Would you be upset if you threw a $7 million party and almost everyone gave it a miss?
That is the kind of embarrassment that Missouri lawmakers should be feeling today given the paltry turnout (less than 8 percent of the state's registered voters) at the recent presidential primary election.
Not that our lawmakers deserve any sympathy on this score. In going ahead with a "nonbinding" election that was empty of any purpose, Missouri lawmakers on both sides of the aisle knowingly and shamelessly put your money to waste -- treating a $7 million cost to taxpayers as a mere trifle.
What, after all, is $7 million?
A trivia buff could tell you that the entire federal budget amounted to just more than $7 million in 1794.
But there are other more relevant ways of thinking about the importance of $7 million:
* If you were acting in the capacity of Missouri Gov. Jay Nixon or a member of the state Senate, you could see it as a small but not insignificant down payment in trying to eliminate the yawning $500 million shortfall in the fiscal 2012 budget.

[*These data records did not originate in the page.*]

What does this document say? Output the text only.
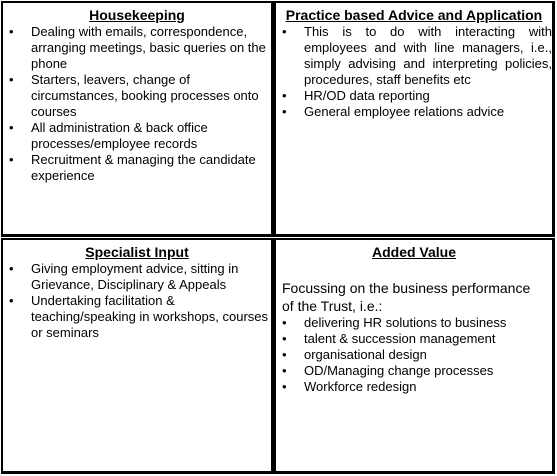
Housekeeping
• Dealing with emails, correspondence, arranging meetings, basic queries on the phone
• Starters, leavers, change of circumstances, booking processes onto courses
• All administration & back office processes/employee records
• Recruitment & managing the candidate experience
Practice based Advice and Application
• This is to do with interacting with employees and with line managers, i.e., simply advising and interpreting policies, procedures, staff benefits etc
• HR/OD data reporting
• General employee relations advice
Specialist Input
• Giving employment advice, sitting in Grievance, Disciplinary & Appeals
• Undertaking facilitation & teaching/speaking in workshops, courses or seminars
Added Value
Focussing on the business performance of the Trust, i.e.:
• delivering HR solutions to business
• talent & succession management
• organisational design
• OD/Managing change processes
• Workforce redesign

* You could tell yourself that this would be enough money (if left in the private sector) to allow every parent in Missouri to treat their children to lunch at a McDonald's or Steak 'n Shake.
* You could act as though this was real money taken from hardworking people -- amounting to more than 150 times the median family income in the state of Missouri.
But this was not the thinking of our elected officials. As Missouri Sen. Kevin Engler (R-District 3) told the Show-Me Institute: "People are furious and you can't blame them. In the 10 years I've been here, this is the dumbest thing I've seen the legislature do. We spent $7 million -- or just about $25 a vote -- in an election in which not even one out every 12 people voted. This is an election that did absolutely nothing, while we as a state are firing hundreds of people in trying to cut a half a billion dollar budget deficit."
Last year, the Republican-controlled legislature approved a measure to reset the primary to a later date in order to avoid violating national party rules that would have punished states for trying to hold a primary election before March 6. On unrelated grounds, Gov. Nixon vetoed the larger legislation that contained the new primary date. Another effort to reset the primary date failed in the special session last fall.
However, even after the state Republican Party decided to hold a March 17 caucus to determine the state's delegates to the national convention, some Republicans in the Senate continued to trumpet the people's "right to vote" in the de-husked primary, even though the practical effect of the vote would be slim to zero.
Sen. Engler described the money and effort wasted on the primary as "a bipartisan failure" which could have been avoided if elected officials of both parties had been less cavalier about wasting taxpayers' money. He noted that all eight of the Democrats in the Missouri Senate joined Republicans in voting to keep the primary election in February.
I did vote Feb. 7 -- but only out of curiosity. I went to my polling place in St. Louis' Central West End at 5 p.m. Only eight other people were there -- all of them poll workers. I was the only voter.
This much is certain: An overwhelming majority of Missourians voted with their feet in paying no heed to a meaningless election. And if there is any further lesson to be drawn, it may be this: If the Political Class is so careless in spending millions of dollars of your money, can you trust them in spending billions, or even trillions?
Andrew B. Wilson is a resident fellow and senior writer at the Show-Me Institute, which promotes market solutions for Missouri public policy.